Depuis 1984, le catholicisme n'est officiellement plus religion d'Etat en Italie, mais une ordonnance, adoptée sous le fascisme et imposant la présence de crucifix dans les écoles, n'a jamais été abolie.

La décision définitive des juges de Strasbourg, dans quelques mois, sera contraignante pour l'Italie si elle confirme le premier jugement. Elle pourrait alors faire jurisprudence dans les 47 pays du Conseil de l'Europe, si des parents d'élèves exigent le retrait de crucifix là où ils sont toujours installés.

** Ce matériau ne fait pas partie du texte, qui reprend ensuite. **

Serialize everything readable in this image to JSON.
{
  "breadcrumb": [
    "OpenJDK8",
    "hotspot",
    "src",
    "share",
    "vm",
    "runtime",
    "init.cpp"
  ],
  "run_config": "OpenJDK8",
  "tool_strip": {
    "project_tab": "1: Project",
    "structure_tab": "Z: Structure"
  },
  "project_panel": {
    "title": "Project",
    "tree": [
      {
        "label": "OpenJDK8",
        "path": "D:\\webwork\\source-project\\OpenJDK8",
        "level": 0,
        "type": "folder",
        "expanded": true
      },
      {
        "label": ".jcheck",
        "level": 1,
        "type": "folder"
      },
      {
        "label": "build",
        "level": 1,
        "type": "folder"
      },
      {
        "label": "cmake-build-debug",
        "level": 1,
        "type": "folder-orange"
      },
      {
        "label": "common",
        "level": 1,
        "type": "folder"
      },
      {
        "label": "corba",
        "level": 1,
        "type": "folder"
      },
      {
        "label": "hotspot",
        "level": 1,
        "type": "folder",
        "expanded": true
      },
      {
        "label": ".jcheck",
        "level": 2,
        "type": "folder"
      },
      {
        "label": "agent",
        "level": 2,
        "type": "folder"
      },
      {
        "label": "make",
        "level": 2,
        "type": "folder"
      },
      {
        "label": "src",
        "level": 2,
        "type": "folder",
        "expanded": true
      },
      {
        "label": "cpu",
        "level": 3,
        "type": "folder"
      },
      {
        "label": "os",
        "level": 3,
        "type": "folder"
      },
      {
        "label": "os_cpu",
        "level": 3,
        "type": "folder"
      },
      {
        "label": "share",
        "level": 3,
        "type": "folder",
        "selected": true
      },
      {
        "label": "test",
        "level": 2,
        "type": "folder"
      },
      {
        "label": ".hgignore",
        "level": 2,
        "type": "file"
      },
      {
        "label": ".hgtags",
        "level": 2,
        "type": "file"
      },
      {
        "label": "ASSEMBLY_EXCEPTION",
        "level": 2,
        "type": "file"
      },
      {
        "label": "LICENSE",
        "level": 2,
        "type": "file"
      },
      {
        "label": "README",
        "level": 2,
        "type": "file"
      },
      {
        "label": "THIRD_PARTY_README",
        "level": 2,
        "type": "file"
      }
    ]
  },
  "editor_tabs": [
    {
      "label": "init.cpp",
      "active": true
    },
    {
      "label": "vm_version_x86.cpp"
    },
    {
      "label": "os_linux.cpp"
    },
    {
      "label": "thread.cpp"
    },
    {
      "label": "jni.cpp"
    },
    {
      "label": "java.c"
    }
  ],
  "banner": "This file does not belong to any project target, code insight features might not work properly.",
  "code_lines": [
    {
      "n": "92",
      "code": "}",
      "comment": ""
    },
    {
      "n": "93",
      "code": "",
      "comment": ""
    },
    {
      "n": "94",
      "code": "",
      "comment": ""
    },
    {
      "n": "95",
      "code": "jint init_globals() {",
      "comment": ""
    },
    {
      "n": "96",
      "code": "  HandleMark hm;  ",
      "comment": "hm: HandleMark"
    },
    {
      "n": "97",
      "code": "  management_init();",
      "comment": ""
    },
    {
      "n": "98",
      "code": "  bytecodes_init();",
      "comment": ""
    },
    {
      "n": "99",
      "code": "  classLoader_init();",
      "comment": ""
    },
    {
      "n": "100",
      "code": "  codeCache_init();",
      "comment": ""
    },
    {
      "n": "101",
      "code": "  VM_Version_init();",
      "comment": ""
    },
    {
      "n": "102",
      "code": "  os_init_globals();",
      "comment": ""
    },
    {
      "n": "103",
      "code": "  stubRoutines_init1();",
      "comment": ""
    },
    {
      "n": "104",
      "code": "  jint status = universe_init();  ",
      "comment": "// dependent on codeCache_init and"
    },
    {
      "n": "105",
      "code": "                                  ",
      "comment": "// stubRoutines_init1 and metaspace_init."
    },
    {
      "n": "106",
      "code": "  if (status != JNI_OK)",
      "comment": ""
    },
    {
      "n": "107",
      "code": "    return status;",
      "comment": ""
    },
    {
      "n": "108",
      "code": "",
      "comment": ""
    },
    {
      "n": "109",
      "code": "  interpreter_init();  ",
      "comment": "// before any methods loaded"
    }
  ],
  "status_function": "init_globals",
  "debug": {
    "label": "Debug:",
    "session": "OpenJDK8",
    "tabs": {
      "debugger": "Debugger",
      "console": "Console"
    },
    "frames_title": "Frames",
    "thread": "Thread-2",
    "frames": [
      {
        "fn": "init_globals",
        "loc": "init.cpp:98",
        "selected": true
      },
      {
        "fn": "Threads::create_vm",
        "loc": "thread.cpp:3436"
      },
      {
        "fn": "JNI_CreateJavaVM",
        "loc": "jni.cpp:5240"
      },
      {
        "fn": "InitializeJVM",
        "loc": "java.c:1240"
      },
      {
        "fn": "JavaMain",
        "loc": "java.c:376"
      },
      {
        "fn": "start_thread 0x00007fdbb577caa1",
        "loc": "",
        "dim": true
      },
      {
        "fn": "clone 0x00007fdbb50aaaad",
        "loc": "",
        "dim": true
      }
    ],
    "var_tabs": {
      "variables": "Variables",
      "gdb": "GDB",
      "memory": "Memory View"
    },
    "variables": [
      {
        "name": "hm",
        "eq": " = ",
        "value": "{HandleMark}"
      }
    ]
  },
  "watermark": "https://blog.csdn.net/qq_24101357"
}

Devant cette perspective, une dizaine de pays sont intervenus mercredi pour appuyer la position du gouvernement italien. Leur conseil, le professeur de droit américain Joseph Weiler, a mis en garde contre "une américanisation de l'Europe avec une règle unique qui serait contraire à la variété des constitutions" des Etats.

"Les pays ont aussi le droit de se définir par rapport à un patrimoine religieux", a-t-il lancé en rappelant la présence de croix sur des drapeaux et des monnaies.

"Le crucifix est à la fois un symbole national et religieux", a-t-il argumenté au nom de huit pays (Arménie, Bulgarie, Chypre, Grèce, Lituanie, Malte, Russie et Saint-Marin).

"En Europe, tous les enfants, athées ou croyants, apprennent que le droit de croire comme celui de ne pas croire est une réalité", a ajouté M. Weiler. "Les Britanniques qui entonnent "God save the Queen" ne sont bien sûr pas tous des croyants", a-t-il fait valoir.

Evoquant la plainte de Mme Lautsi, il a asséné qu'elle "veut imposer à l'Italie l'abandon du crucifix" mais "il n'y a pas de devoir de laïcité qui s'imposerait en Europe".

L'avocat de Mme Lautsi, Me Nicola Paoletti, a souligné pour sa part que sa cliente agissait en tant que "laïque" et non en tant qu'"athée". "Elle ne s'est jamais exprimée contre la religion catholique. Elle veut élever ses deux enfants scolarisés dans le principe de laïcité", a-t-il déclaré.

"Or dans les écoles publiques, les enfants peuvent penser que l'Etat s'identifie à cette religion, et s'ils ne sont pas catholiques, ils peuvent se sentir en minorité et en souffrir", a-t-il conclu.